Mr Buckingham’s family hail from Plumbridge in Tyrone, but he now calls Kerry home.
Gaelic football in the Kingdom isn’t just a passion, but a way of life. Overhead in Brien’s Sports Bar hang jerseys from every club side in east Kerry. The walls are decorated with photos of the greats of Gaelic football – the majority from the Kingdom.
“We’ve had all the greats call in over the years, before and after matches,” Alan Breen said. “Gooch Cooper, Ambrose O’Donovan, Seamus Moynihan, Larry Tompkins, Eugene McGee, Kevin Heffernan have all been here.”
Mr Breen celebrates his 40th birthday tomorrow, and watching the Kerry-Tyrone game will be a major part of his birthday festivities.
“Kerry booking a date at Croke Park with Mayo in the All-Ireland final would be the best birthday present I could ask for,” he said.
Ardent Kerry supporter Mike Scannell insisted no one in the Kingdom was taking anything for granted.
“Any one of the three sides left in the championship could win it,” he said. “But it would be absolutely fantastic if Kerry did go on and win their 38th title.”

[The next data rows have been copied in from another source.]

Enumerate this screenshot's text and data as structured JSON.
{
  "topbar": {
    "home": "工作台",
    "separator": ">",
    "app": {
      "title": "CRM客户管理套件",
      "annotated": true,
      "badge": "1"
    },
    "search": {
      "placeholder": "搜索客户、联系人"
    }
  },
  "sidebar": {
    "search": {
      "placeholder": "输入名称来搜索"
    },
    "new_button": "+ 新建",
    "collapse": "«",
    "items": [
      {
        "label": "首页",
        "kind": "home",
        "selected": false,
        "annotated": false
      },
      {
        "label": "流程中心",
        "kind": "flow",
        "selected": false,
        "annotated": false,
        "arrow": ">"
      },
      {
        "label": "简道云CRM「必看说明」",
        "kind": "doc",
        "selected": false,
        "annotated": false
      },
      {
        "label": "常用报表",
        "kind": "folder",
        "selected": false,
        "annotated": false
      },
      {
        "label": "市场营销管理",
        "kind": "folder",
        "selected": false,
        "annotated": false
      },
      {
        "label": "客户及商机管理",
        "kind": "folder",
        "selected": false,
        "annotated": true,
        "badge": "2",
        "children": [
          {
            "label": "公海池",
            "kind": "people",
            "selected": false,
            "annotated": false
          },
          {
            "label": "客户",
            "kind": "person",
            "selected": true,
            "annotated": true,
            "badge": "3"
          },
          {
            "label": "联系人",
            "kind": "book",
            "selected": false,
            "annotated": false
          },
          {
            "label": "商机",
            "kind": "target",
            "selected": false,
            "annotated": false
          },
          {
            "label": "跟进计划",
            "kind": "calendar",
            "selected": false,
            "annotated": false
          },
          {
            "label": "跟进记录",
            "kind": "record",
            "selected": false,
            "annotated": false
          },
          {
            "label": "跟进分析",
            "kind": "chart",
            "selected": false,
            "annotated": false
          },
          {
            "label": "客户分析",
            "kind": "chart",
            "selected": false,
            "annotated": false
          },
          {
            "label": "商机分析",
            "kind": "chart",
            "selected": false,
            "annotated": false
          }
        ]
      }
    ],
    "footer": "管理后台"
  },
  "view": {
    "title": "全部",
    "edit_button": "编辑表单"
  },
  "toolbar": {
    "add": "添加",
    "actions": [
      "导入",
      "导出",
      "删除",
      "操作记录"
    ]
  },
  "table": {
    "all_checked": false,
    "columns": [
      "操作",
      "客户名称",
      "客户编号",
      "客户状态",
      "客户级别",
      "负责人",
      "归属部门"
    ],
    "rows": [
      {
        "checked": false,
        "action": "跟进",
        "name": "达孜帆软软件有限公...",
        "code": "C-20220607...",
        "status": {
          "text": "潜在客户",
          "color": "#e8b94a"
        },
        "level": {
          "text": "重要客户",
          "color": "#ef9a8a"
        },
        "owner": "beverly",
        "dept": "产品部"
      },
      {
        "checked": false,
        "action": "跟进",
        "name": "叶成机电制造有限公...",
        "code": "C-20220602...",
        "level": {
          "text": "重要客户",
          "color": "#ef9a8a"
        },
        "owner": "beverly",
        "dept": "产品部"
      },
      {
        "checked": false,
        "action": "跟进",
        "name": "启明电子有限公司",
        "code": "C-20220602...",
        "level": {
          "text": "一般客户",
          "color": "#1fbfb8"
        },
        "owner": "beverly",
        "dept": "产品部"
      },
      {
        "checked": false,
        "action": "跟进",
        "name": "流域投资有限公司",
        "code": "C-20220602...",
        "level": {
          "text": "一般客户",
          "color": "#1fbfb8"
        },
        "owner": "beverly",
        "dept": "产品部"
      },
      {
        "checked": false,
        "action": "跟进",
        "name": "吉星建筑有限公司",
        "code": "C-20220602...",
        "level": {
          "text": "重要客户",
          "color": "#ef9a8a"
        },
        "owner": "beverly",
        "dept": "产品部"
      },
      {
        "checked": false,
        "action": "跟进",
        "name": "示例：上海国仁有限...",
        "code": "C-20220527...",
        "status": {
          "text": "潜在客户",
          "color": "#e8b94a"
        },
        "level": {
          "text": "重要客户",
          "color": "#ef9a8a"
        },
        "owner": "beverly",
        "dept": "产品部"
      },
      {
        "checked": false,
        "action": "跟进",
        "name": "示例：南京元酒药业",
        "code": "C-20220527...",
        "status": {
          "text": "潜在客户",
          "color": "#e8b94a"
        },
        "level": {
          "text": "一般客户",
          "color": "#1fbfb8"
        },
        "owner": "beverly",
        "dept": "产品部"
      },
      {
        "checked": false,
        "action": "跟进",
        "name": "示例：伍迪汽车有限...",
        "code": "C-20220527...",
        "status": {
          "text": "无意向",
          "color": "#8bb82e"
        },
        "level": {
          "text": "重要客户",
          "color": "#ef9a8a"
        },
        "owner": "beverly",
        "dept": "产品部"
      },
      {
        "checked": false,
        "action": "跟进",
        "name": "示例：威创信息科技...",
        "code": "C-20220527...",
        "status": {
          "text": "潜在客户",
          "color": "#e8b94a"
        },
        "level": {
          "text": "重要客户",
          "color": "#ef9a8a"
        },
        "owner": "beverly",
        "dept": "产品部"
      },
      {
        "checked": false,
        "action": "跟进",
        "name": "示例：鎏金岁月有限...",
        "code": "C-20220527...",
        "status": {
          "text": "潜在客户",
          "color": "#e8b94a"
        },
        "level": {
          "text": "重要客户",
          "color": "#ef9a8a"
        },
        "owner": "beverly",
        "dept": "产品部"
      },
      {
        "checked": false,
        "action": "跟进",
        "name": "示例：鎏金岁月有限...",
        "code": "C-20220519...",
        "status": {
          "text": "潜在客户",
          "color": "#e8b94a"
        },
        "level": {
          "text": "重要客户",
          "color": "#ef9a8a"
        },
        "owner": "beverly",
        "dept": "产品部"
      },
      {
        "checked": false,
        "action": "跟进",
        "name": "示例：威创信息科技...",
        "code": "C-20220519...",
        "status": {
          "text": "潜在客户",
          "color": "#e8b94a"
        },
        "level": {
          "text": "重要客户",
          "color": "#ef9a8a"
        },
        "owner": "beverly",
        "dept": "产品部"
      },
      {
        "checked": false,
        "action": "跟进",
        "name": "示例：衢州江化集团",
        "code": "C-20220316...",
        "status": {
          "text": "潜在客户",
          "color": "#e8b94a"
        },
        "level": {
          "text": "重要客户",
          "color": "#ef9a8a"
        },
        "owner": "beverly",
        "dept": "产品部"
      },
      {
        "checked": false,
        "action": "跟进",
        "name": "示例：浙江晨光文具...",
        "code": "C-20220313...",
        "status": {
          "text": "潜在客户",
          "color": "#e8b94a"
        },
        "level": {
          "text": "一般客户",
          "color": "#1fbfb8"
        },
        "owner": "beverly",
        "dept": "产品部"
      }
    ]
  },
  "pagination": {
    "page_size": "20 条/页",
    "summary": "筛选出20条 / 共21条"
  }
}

Kerry last lifted the Sam Maguire Cup in 2014 thanks to a 2-9 to 0-12 win over Donegal.
Seven years may not rank as a long time between All-Irelands in most counties, but in Kerry it is a veritable famine – particularly when Kingdom fans had to suffer through watching arch-rivals Dublin win a record six-in-a-row and take eight of the last ten All-Ireland titles.
Incredibly, Kerry have made the All-Ireland final on 60 occasions since 1892 – on average, roughly once every second year.
Also proudly wearing the Kerry colours was John Doyle from Kilcummin, who was shopping in Killarney with Sophie (9) and Adam (11).
With strong Kilcummin connections to both the Kerry senior and minor sides, Mr Doyle said he would be cheering Kerry on from a couch in the Kingdom tomorrow.
Kerry fan Pat O’Shea said he opted not to chase a ticket for tomorrow’s semi-final against Tyrone.
“If Kerry make the All-Ireland final – and I think they will – I’ll move heaven and earth to get a ticket. I’ve only missed two Kerry finals in 30 years.”